There is evidence that this hardship will continue for a significant portion of the loan repayment period.
You made good faith efforts to repay the loan before filing bankruptcy.
Also, the Department of Education has given employees a Double Knee Facebreaker and Figure Four Leg Locked the department that handles student loan forgiveness and repayment programs.
I think it all depends on whether or not there is a recession and how deep it is.
Mortgage debt is at its peak right now, however the vast majority of it is at very low interest rates. So it is probably the last debt that will be defaulted on. HELOCs are tiny now, I think they are at the same nominal level as in 2003. Credit card debt is the one that usually gets defaulted on first - highest rates and there is always the option to use cash when they are cancelled. Student loans are a whole different animal - with all the talk over the last few years of “forgiving” them, many people may decide to default on them and just wait for an amenable political climate in which they will be forgiven, or at least partially forgiven.
My back to school was a very low cost accounting extension course by mail. Sr. Tulio Hansen, my boss at NCR, asked me if I knew accounting. “No.” “How do you expect to sell accounting machines if you don’t know accounting?” I’m most grateful to Sr. Hansen!
I think they will be in for a surprise. In most cases in the last admin (with exceptions for things like total and permanent disability) forgiveness required a long history of on-time payments, up to 25 years in some cases.
If you default without some major life event like permanent disability, you almost certainly got yourself taken off the forgiveness list.
I medium agree, economic conditions will either strengthen or weaken the storm…but a storm is a comin’. Too many in the US are living paycheck to paycheck. People are maxed out. Even a small disruption in their finances can create a domino effect that eventually impacts whole sectors of the economy.

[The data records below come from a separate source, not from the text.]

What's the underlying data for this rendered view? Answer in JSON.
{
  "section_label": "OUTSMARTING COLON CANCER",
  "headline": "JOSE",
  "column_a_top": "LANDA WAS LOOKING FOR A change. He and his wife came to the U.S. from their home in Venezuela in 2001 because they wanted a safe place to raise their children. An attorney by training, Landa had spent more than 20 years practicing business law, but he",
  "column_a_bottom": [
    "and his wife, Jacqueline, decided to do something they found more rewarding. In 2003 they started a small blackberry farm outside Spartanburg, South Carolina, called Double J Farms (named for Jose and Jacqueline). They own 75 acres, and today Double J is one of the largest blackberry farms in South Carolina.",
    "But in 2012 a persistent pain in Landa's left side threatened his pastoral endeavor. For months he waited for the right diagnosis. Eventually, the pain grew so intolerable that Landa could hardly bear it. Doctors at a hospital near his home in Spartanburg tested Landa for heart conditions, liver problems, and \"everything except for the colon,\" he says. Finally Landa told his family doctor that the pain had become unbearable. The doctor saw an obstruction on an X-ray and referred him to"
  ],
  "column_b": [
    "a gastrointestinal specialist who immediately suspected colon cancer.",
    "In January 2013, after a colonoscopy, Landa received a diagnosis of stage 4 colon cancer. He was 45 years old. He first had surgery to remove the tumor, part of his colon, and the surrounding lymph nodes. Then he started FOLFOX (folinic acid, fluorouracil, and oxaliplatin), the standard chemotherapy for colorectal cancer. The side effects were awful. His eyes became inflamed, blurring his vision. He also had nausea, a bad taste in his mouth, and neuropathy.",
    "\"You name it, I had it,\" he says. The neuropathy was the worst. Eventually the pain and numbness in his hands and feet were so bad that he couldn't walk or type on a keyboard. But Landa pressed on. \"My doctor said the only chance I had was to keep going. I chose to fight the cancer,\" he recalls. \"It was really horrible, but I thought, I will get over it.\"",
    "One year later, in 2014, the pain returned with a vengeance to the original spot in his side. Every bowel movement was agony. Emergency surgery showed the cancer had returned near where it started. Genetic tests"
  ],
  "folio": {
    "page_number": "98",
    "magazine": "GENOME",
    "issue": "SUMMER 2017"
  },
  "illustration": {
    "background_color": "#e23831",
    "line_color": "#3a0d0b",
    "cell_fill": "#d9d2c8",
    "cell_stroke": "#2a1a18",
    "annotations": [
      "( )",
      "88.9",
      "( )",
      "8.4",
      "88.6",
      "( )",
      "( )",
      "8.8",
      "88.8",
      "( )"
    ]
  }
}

They recently announced that they will start clawing back money from student loan defaulters. It doesn’t appear there will be a “let’s wait and see” option for many.
It would be an understatement to say that a lot of the current policies and shenanigans are working against each other. Deficit bad, cut taxes…law and order good, pardon felons…corruption bad, give me a free jet…and on, and on, and on. So, when they say they want people to pay back their student loans, then they cut the minimum wage, it shouldn’t be a surprise.
Speaking of surprises…I agree. Unfortunately it won’t be a good kind of surprise. I’m a “see the good in others” type of guy. I believe most want to pay back their student loans. Many are in a tough spot.
I certainly don’t want to imply that people shouldn’t pay back what they borrowed, just acknowledging that for many, it will not be possible. This will certainly have serious macro impacts.
Looking for origins of student loan delinquencies…
Members of the class of 2025 say they expect to earn an average $101,500 per year for their first job, according to the survey of over 3,000 recent and rising college grads between Feb. 28 and March 19.
That’s much higher than what the average recent grad actually makes — $68,400 per year — according to survey data.
[A 50% overestimate. High school counselors should post these numbers in large letters.]